Slack files competition complaint against Microsoft in the EU
On July 22, Slack Technologies announced it had filed a complaint against Microsoft in the European Union, claiming Microsoft is abusing its market dominance to extinguish competition. After reviewing the complaint, the EU will decide whether or not to open an investigation into Microsoft’s practices.
Slack is claiming Microsoft has “illegally tied its Teams product into its market-dominant Office productivity suite, force installing it for millions, blocking its removal and hiding the true cost to enterprise customers.”
Microsoft makes Teams available for no additional charge to many of its Office 365 business customers. Like Slack, it also offers a free version of its group-collaboration product. As of April 2020, Microsoft aid there are 75 million daily active users of Teams. As of late March, Slack said it had 12.5 million simultaneously connected users.

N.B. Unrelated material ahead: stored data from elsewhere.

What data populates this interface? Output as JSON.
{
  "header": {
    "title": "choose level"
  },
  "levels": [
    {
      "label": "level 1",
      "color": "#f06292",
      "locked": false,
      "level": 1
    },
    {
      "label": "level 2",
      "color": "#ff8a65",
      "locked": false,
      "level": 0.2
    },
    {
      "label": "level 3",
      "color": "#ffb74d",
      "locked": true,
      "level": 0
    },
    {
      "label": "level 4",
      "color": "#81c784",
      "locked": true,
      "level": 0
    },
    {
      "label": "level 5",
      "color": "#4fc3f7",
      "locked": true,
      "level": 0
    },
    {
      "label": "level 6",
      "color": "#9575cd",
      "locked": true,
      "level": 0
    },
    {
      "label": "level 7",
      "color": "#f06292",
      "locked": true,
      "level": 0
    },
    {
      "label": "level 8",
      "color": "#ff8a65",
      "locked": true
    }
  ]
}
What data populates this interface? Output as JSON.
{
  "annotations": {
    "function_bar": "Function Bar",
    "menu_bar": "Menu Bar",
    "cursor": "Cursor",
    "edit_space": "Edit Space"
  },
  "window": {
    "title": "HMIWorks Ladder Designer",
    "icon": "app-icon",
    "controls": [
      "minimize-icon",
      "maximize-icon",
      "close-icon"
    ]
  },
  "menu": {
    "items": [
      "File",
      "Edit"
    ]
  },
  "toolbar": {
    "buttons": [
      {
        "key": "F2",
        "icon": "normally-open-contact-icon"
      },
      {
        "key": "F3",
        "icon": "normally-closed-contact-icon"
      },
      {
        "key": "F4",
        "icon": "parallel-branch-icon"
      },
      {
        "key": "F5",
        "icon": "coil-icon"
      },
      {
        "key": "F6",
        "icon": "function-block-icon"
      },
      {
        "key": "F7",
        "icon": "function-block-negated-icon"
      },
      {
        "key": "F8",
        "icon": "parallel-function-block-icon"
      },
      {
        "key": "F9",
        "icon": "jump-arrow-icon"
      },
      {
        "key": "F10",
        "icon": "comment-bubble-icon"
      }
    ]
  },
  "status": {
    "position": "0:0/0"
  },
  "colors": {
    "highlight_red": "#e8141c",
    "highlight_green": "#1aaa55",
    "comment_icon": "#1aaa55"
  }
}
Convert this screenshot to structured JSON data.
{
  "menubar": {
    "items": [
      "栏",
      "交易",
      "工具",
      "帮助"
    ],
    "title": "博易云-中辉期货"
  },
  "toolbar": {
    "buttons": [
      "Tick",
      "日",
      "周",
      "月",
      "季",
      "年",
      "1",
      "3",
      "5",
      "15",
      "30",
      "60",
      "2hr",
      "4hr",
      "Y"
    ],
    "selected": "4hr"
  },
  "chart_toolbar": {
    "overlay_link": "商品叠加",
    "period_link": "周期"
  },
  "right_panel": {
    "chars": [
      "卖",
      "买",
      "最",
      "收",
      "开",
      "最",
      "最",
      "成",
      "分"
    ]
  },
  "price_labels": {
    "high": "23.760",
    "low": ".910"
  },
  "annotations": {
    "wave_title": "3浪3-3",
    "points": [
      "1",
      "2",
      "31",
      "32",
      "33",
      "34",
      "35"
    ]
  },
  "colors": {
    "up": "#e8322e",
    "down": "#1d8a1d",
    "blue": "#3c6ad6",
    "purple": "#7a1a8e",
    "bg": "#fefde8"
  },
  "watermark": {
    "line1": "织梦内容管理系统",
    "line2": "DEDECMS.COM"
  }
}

Microsoft has nearly 260 million paid seats of Office 365 commercial.
Slack also claims the company “want(s) to be the 2% of your software budget that makes the other 98% more valuable,” while Microsoft “want(s) 100% of your budget every time.” Slack also says Microsoft is repeating its “illegal behavior during the ‘browser wars'” by bundling/tying products.
In May, Slack’s CEO Stewart Butterfield said that Microsoft wasn’t a competitor to Slackj, despite that Slack’s own 10-Q filing cites Microsoft as its main competitor.
I’ve asked Microsoft for comment on Slack’s complaint. No word back so far.